While Southerners like George Washington and Thomas Jefferson grew hemp, a non-psychoactive cannabis plant, it was also a North Carolina Congressman, Robert “Farmer Bob” Doughton, who gave rise to the “reefer madness” movement and introduced the Marijuana Stamp Act of 1937 in Congress, which planted a seed that grew into the War on Drugs.
Yet on the other side of that prohibitionist coin operated a guerilla homegrown movement that also fed into what’s become the West Coast’s pot cultivation empire, suggests blogger “Southern Ohioan.”
“Generations of growers of east Kentucky, east Tennessee, extreme southern Ohio, West Virginia, eastern Virginia, western NC, northwest SC, northern Georgia and northern Alabama taught the hippies in the 60s, the Deadheads of northern California, how to cross breed,” he writes. “They learned [to grow pot] from Southerners.”
So far, 19 states and the District of Columbia have passed medical marijuana laws, which allow the drug to be prescribed by a doctor and sold at dispensaries. Two – Colorado and Washington – have approved regulatory schemes that legalize private recreational use.
While New Hampshire joined the list of medical marijuana states last year, voters in Arkansas declined by a narrow margin.
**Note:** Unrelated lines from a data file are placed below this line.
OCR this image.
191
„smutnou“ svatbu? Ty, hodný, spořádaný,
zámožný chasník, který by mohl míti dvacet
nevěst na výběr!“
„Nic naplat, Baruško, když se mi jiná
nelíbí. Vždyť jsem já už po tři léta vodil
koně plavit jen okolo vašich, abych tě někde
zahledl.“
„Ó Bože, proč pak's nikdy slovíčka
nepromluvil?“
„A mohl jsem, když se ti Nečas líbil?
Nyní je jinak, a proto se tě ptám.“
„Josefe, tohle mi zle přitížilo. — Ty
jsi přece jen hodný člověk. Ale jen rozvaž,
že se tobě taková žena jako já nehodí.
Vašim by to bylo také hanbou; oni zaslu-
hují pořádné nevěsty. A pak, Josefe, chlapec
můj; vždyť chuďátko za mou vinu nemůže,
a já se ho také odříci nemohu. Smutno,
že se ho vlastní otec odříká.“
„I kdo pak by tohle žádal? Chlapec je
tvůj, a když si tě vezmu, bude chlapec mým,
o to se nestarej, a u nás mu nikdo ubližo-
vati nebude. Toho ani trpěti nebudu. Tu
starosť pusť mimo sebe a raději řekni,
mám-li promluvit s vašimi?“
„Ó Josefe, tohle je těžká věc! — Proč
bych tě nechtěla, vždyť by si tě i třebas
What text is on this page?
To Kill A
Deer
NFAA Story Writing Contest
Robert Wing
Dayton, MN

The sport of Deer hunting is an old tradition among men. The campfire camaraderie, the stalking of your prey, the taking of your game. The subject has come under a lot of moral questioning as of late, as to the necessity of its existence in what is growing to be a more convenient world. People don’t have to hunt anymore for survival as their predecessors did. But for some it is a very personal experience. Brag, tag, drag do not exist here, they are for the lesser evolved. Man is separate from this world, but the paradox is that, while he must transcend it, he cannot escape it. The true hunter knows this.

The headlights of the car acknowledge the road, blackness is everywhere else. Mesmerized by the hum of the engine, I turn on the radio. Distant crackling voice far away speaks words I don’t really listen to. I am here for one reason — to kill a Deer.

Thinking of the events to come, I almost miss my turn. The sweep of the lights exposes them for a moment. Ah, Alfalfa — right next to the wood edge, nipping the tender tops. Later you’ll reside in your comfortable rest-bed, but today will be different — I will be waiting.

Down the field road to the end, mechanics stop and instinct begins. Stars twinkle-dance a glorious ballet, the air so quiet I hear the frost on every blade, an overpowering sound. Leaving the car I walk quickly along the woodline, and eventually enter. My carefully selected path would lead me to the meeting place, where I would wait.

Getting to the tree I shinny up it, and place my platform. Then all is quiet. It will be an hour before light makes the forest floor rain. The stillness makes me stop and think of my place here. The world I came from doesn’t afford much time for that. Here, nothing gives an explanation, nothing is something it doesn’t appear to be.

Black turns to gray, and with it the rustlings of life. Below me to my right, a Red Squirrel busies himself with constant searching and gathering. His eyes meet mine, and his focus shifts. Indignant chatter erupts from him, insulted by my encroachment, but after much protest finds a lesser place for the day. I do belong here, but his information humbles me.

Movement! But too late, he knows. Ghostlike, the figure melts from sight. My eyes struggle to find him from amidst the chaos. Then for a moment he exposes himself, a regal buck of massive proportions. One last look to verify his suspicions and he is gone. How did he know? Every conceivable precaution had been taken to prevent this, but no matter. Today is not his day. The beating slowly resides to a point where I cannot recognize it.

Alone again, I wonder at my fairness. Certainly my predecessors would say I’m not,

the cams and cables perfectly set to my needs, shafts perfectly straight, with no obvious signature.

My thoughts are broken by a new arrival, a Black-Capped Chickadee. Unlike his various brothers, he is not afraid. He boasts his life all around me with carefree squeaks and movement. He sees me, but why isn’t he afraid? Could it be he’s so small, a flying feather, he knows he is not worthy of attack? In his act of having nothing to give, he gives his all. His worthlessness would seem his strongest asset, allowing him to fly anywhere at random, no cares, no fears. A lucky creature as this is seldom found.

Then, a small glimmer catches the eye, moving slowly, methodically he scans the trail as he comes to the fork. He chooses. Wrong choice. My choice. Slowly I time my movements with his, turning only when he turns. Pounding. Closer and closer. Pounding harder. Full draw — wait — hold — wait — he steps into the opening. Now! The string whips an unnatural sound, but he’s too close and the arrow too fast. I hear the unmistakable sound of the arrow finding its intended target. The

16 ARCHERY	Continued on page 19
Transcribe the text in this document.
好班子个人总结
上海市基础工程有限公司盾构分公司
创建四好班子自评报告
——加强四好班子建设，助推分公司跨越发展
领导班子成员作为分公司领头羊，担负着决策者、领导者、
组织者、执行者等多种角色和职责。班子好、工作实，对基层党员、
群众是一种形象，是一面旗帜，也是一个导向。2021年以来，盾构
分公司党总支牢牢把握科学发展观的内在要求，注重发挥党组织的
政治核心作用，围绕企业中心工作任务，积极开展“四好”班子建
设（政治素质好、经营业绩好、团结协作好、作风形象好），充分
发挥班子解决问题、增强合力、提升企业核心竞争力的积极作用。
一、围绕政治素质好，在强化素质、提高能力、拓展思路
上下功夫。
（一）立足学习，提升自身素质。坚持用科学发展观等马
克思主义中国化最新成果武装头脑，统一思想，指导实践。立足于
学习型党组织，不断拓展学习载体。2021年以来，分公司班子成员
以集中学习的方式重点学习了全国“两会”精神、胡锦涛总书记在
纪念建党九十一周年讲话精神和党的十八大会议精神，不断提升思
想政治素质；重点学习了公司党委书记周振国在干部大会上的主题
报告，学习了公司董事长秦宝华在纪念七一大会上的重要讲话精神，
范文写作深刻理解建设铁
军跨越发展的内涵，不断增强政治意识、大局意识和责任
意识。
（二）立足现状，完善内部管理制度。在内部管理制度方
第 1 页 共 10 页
Organizers in Arkansas vow to come back with a ballot measure in 2014. Interestingly, over 100,000 more Arkansas voters cast ballots in support of medical pot than voted for Barack Obama in 2012.
For some, pot legalization in Texas, where the movie “Dazed and Confused” was filmed, seems a non-starter.
“Lots of changes would happen in Texas if everyone was getting high,” writes Nora Schreiber on KNUE.com, a Texas radio station. “Who knows what would really go on, but we can rest knowing that this … will not happen within our life time.”
Other polls suggest a shift in attitudes among at least some Southerners. Public Policy Polling showed earlier this year that 58 percent of North Carolinians, a solid majority, support medical marijuana. The same polling firm found a similar majority in West Virginia.
Texas, meanwhile, is home to the US Marijuana Party, and the South Texas College of Law will this fall offer a marijuana policy class aimed at helping states set up marijuana regulations.
So far, medical marijuana bills introduced in Southern states have all failed in legislative committees.
But that doesn’t faze pro-pot supporters like former US border agent Jamie Haase, who writes on the Daily Chronic website that “it’s inevitable that legalization will eventually make its way to the South.”